Fallo di gioco punibile anche se non volontario La Quinta Sezione Penale della Corte di Cassazione (Sent. 19473/2005) ha stabilito che il fallo di gioco commesso durante una partita di calcio che abbia causato una grave lesione all'avversario può essere punito come reato sia a titolo di dolo che di semplice colpa.
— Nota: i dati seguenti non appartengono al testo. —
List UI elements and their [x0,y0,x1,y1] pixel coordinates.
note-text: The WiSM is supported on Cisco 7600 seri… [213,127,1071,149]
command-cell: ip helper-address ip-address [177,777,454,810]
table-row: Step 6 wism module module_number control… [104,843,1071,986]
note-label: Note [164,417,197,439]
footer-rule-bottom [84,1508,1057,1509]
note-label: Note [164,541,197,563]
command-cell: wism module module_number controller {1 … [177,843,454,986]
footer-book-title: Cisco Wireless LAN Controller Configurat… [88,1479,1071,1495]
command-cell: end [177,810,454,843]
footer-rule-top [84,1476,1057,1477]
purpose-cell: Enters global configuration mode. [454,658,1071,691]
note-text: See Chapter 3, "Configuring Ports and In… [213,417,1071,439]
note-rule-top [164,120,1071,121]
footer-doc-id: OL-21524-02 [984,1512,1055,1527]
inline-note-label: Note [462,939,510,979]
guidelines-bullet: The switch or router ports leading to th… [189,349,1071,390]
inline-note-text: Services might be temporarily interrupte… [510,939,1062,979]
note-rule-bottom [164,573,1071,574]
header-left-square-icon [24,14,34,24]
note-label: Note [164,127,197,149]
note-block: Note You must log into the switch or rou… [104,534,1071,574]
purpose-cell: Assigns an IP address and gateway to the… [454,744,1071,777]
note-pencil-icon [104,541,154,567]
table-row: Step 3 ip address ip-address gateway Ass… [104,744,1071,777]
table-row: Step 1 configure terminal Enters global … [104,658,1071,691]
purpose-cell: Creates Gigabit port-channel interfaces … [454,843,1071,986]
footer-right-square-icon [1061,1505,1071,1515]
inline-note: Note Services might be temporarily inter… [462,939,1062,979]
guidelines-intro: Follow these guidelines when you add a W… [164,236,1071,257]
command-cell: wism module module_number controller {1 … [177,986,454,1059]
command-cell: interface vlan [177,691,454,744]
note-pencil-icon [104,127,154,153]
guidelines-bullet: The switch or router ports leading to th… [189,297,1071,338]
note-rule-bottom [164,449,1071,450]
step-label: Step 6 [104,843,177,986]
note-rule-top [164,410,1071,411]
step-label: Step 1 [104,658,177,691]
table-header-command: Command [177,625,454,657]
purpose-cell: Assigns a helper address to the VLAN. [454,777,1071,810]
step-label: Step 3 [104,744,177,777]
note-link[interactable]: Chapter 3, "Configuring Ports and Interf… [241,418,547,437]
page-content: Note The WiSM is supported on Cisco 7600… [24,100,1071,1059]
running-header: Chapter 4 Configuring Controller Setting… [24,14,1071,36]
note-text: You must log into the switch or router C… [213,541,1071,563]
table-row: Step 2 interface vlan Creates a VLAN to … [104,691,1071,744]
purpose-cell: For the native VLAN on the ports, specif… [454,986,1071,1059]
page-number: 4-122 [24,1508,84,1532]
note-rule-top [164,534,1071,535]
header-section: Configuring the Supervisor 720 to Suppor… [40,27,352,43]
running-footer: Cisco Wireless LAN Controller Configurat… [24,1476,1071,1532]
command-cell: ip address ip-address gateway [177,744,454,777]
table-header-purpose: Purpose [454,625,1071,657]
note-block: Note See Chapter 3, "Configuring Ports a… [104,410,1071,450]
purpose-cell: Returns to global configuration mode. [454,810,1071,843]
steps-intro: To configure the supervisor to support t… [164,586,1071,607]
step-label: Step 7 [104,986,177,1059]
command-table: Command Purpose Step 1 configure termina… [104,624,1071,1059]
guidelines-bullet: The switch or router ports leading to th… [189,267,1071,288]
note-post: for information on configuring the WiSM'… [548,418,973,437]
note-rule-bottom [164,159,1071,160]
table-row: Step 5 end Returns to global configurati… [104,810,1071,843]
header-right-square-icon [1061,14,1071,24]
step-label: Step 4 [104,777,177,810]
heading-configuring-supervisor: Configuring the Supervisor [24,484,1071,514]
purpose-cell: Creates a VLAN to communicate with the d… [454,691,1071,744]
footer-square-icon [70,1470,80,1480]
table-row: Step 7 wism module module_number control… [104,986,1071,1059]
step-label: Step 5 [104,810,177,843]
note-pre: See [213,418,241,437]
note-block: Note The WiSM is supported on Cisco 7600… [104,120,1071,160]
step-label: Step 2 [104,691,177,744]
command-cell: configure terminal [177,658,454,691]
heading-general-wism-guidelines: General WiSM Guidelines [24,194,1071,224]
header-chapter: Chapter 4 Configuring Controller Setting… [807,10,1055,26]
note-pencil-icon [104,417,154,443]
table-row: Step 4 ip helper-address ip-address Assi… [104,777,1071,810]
I Giudici di Piazza Cavour hanno precisato che "in materia di lesioni personali derivanti dalla pratica dello sport, le elaborazioni dottrinarie e giurisprudenziali hanno, da tempo, definito i contorni della nozione di illecito sportivo, nozione che ricomprende tutti quei comportamenti che, pur sostanziando infrazioni delle regole che governano lo svolgimento di una certa disciplina agonistica, non sono penalmente perseguibili, neppure quando risultano pregiudizievoli per l'integrità fisica di un giocatore avversario, in quanto non superano la soglia del c.d. rischio consentito" e che "si tratta di un'area di non punibilità, la cui giustificazione teorica non può che essere individuata nella dinamica di una condizione scriminante". La Corte ha però precisato che "posto che l'uso della forza fisica, nel senso anzidetto, può essere causa di pregiudizi per l'avversario che cerchi di opporre regole azione di contrasto, il rispetto delle regole segna il discrimine tra lecito ed illecito in chiave sportiva" e che "neppure in ipotesi di violazione di quelle norme, tale da configurare illecito sportivo, viene travalicata l'area del rischio consentito, ove la stessa violazione non sia volontaria, ma rappresenti, piuttosto, lo sviluppo fisiologico di un'azione che, nella concitazione o trance agonistica (ansia del risultato), può portare alla non voluta elusione delle regole deliberatamente piegata al conseguimento del risultato, con cieca indifferenza per l'altrui integrità fisica o, addirittura, con volontaria accettazione del rischio di pregiudicarla, allora, in caso di lesioni personali, si entra nell'area del penalmente rilevante, con la duplice prospettiva del dolo o della colpa.
Il dolo ricorre quando la circostanza di gioco è solo l'occasione dell'azione volta a cagionare lesioni, sorretta dalla volontà di compiere un atto di violenza fisica (per ragioni estranee alla gara o per pregressi risentimenti personali o per ragioni di rivalsa, ritorsione o reazione a falli precedentemente subiti, in una logica dunque punitiva o da contrappasso).? La Corte infine precisa che ?è evidente che, ai fini dell'indagine in questione, risulta decisivo accertare se il fatto si sia o meno verificato nel corso di una tipica azione di gioco, in quanto in ipotesi alternativa ricorre sempre una fattispecie dolosa.
Quando, invece, la violazione delle regole avvenga nel corso di una ordinaria situazione di gioco, il fatto avrà natura colposa, in quanto la violazione consapevole è finalizzata non ad arrecare pregiudizi fisici all'avversario, ma al conseguimento, in forma illecita, e dunque antisportiva, di un determinato obiettivo agonistico, salva, ovviamente, la verifica in concreto che lo svolgimento di un'azione di gioco non sia stato altro che mero pretesto per arrecare, volontariamente, danni all'avversario?.